Тамара улыбалась. Руки ее давно поменяли цвет, и не от холода, а от воды. А что холодно, думала Тамара, так Пасха-то нынче поздняя, оттого и холодно, отчего же еще…

Иногда Маргарита показывала глазами вверх, туда, где, смешиваясь с прогорклыми выхлопами из соседнего Макдоналдса, звучала музыка:

– Удачная аранжировка.

И Тамара улыбалась, но не музыке, а слову, которое было прочным и кружевным, как салфеточка на Маргаритиных крепких пальцах.

– Вот скажи, – Маргарита все еще не теряла надежду на двустороннее общение, – что же ты, Тамара, выше посудомойки не пошла?

Тамара опять пожимала плечами. Она не знала, выше ли по отношению к посудомойке – уборщица, пусть и в «богатом доме», куда она приходила раз в неделю по воскресеньям к «хорошей девочке», племяннице своей школьной директрисы. Об этой статье дохода Тамара никому не рассказывала, потому что стыдилась. Во-первых, несколько раз она слышала, как «хорошая девочка», совершенно не смущаясь ее присутствием, сообщает по телефону приятельнице, что к ней «пришла женщина убираться». Во-вторых, однажды она обнаружила сначала в прихожей, на шкафу, с которого обязана была вытирать пыль, а другой раз в спальне под кроватью нетолстую пачку тысячных купюр. «Проверяют», – сообразила Тамара и больше думать про это не стала. В-третьих, как правило, именно в ее день «хорошая девочка» уезжала на несколько часов «успокоить нервы, по магазинам прошвырнуться», оставляя дома шестилетнего сына. Молчание Тамары бесило скучавшего мальчонку, и он принимался кидать в нее игрушки. Иногда в ход шел пистолет, больно стрелявший мелкими пластмассовыми пульками. Родителям она никогда не жаловалась, знала, что те сына поколотят. А на вопрос периодически инспектирующей пищеблок директрисы: «Как там дела, Тамарочка?» – опускала глаза и благодарно улыбалась – за один день уборки она получала больше, чем за неделю мытья посуды в школьной столовке.
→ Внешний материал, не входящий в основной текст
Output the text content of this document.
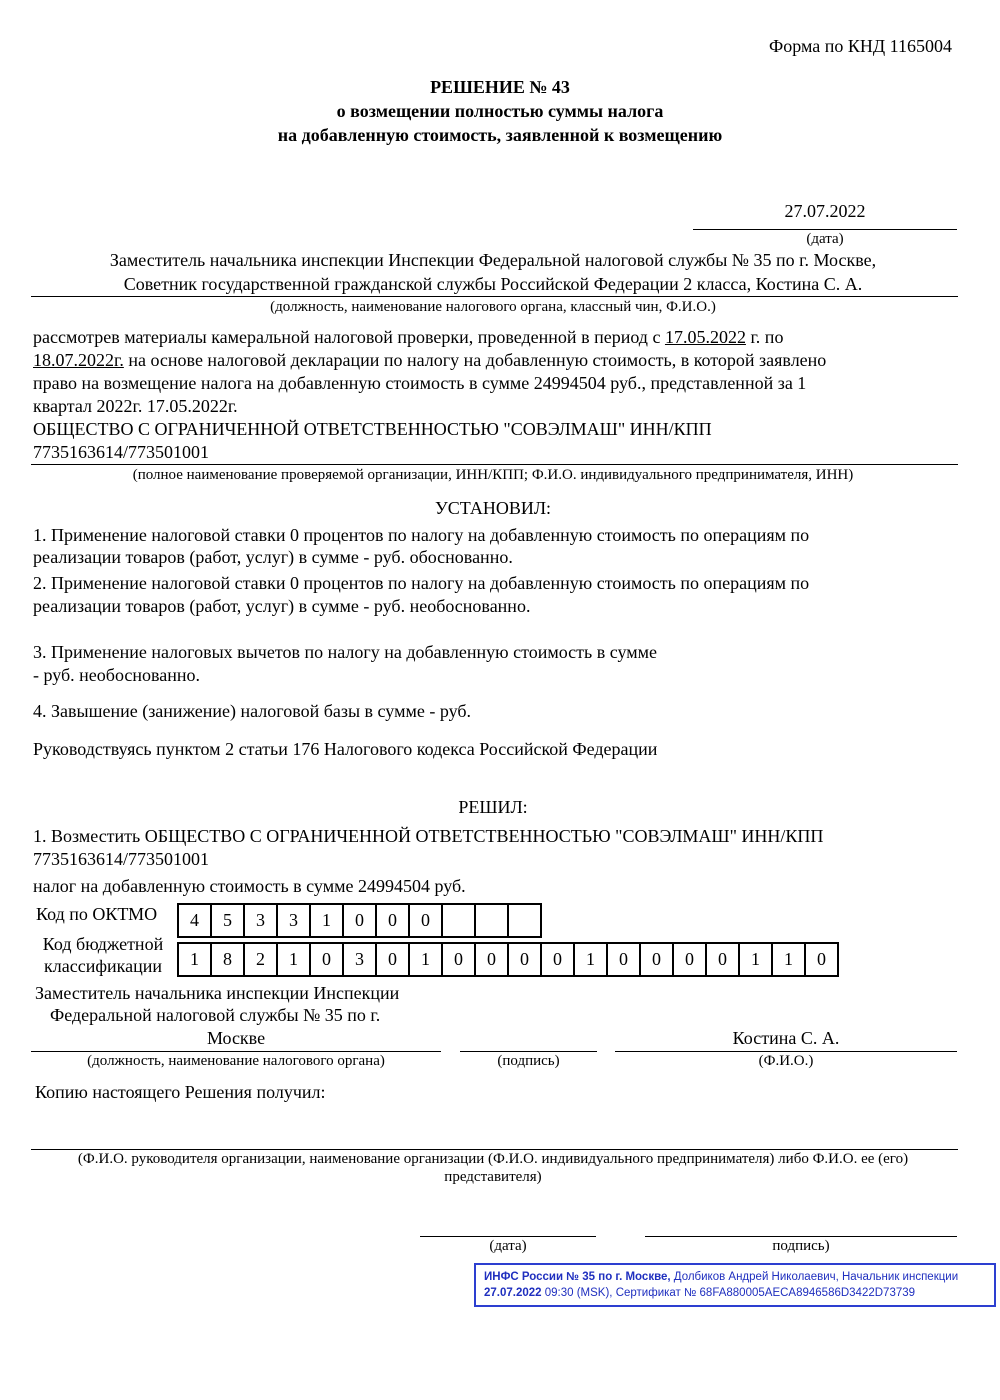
Форма по КНД 1165004
РЕШЕНИЕ № 43
о возмещении полностью суммы налога
на добавленную стоимость, заявленной к возмещению
27.07.2022
(дата)
Заместитель начальника инспекции Инспекции Федеральной налоговой службы № 35 по г. Москве,
Советник государственной гражданской службы Российской Федерации 2 класса, Костина С. А.
(должность, наименование налогового органа, классный чин, Ф.И.О.)
рассмотрев материалы камеральной налоговой проверки, проведенной в период с 17.05.2022 г. по
18.07.2022г. на основе налоговой декларации по налогу на добавленную стоимость, в которой заявлено
право на возмещение налога на добавленную стоимость в сумме 24994504 руб., представленной за 1
квартал 2022г. 17.05.2022г.
ОБЩЕСТВО С ОГРАНИЧЕННОЙ ОТВЕТСТВЕННОСТЬЮ "СОВЭЛМАШ" ИНН/КПП
7735163614/773501001
(полное наименование проверяемой организации, ИНН/КПП; Ф.И.О. индивидуального предпринимателя, ИНН)
УСТАНОВИЛ:
1. Применение налоговой ставки 0 процентов по налогу на добавленную стоимость по операциям по
реализации товаров (работ, услуг) в сумме - руб. обоснованно.
2. Применение налоговой ставки 0 процентов по налогу на добавленную стоимость по операциям по
реализации товаров (работ, услуг) в сумме - руб. необоснованно.
3. Применение налоговых вычетов по налогу на добавленную стоимость в сумме
- руб. необоснованно.
4. Завышение (занижение) налоговой базы в сумме - руб.
Руководствуясь пунктом 2 статьи 176 Налогового кодекса Российской Федерации
РЕШИЛ:
1. Возместить ОБЩЕСТВО С ОГРАНИЧЕННОЙ ОТВЕТСТВЕННОСТЬЮ "СОВЭЛМАШ" ИНН/КПП
7735163614/773501001
налог на добавленную стоимость в сумме 24994504 руб.
Код по ОКТМО	4	5	3	3	1	0	0	0
Код бюджетной
классификации	1	8	2	1	0	3	0	1	0	0	0	0	1	0	0	0	0	1	1	0
Заместитель начальника инспекции Инспекции
Федеральной налоговой службы № 35 по г.
Москве
(должность, наименование налогового органа)	(подпись)
Костина С. А.
(Ф.И.О.)
Копию настоящего Решения получил:
(Ф.И.О. руководителя организации, наименование организации (Ф.И.О. индивидуального предпринимателя) либо Ф.И.О. ее (его)
представителя)
(дата)	подпись)
ИНФС России № 35 по г. Москве, Долбиков Андрей Николаевич, Начальник инспекции
27.07.2022 09:30 (MSK), Сертификат № 68FA880005AECA8946586D3422D73739
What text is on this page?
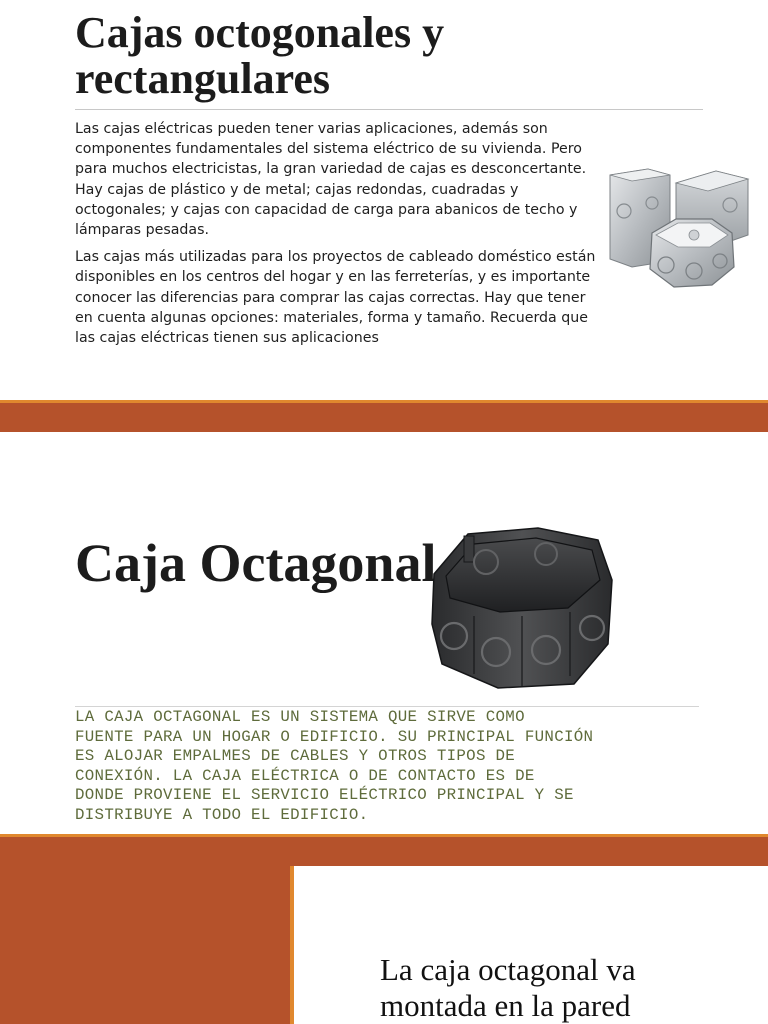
Cajas octogonales y rectangulares

Las cajas eléctricas pueden tener varias aplicaciones, además son componentes fundamentales del sistema eléctrico de su vivienda. Pero para muchos electricistas, la gran variedad de cajas es desconcertante. Hay cajas de plástico y de metal; cajas redondas, cuadradas y octogonales; y cajas con capacidad de carga para abanicos de techo y lámparas pesadas.

Las cajas más utilizadas para los proyectos de cableado doméstico están disponibles en los centros del hogar y en las ferreterías, y es importante conocer las diferencias para comprar las cajas correctas. Hay que tener en cuenta algunas opciones: materiales, forma y tamaño. Recuerda que las cajas eléctricas tienen sus aplicaciones

Caja Octagonal

LA CAJA OCTAGONAL ES UN SISTEMA QUE SIRVE COMO
FUENTE PARA UN HOGAR O EDIFICIO. SU PRINCIPAL FUNCIÓN
ES ALOJAR EMPALMES DE CABLES Y OTROS TIPOS DE
CONEXIÓN. LA CAJA ELÉCTRICA O DE CONTACTO ES DE
DONDE PROVIENE EL SERVICIO ELÉCTRICO PRINCIPAL Y SE
DISTRIBUYE A TODO EL EDIFICIO.

La caja octagonal va montada en la pared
И только раз в году она говорила, что «завтра никак не может», предпочтя неверную выручку от продажи вербы верной – от протирания специальной салфеткой, смоченной специальной жидкостью, непременно каждого в отдельности квадратика специальной керамической плитки в кухне, прихожей и ванной «хорошей девочки».

* * *

В три пополудни на пятачке возле метро случалось, по определению Маргариты, чудо. В пересменок, что ли, из ларька начинало звучать и звучало в течение получаса не то, что обычно, а то, от чего лицо Маргариты светилось всем спектром человеческого счастья. Она дергала Тамарин рукав, привставала на цыпочки и шептала:

– Это Бах, Тамарочка, ля-минорная хоральная прелюдия. – Маргарита обводила слезящимися глазами столпотворение на грязноватом пятачке возле метро и броуновское движение людей у входа в новый торговый центр через дорогу. – Такое даже этому , – она делала неопределенный жест подбородком, – даже этому придает смысл.

Тамара смотрела на маленькую взволнованную Маргариту и тоже начинала волноваться. Она знала, что сейчас в записи настанет короткая пауза, а после будет нежная и светлая, как бы на ощупь идущая мелодия, похожая на то, как ходит сквозь толпу ее Женечка.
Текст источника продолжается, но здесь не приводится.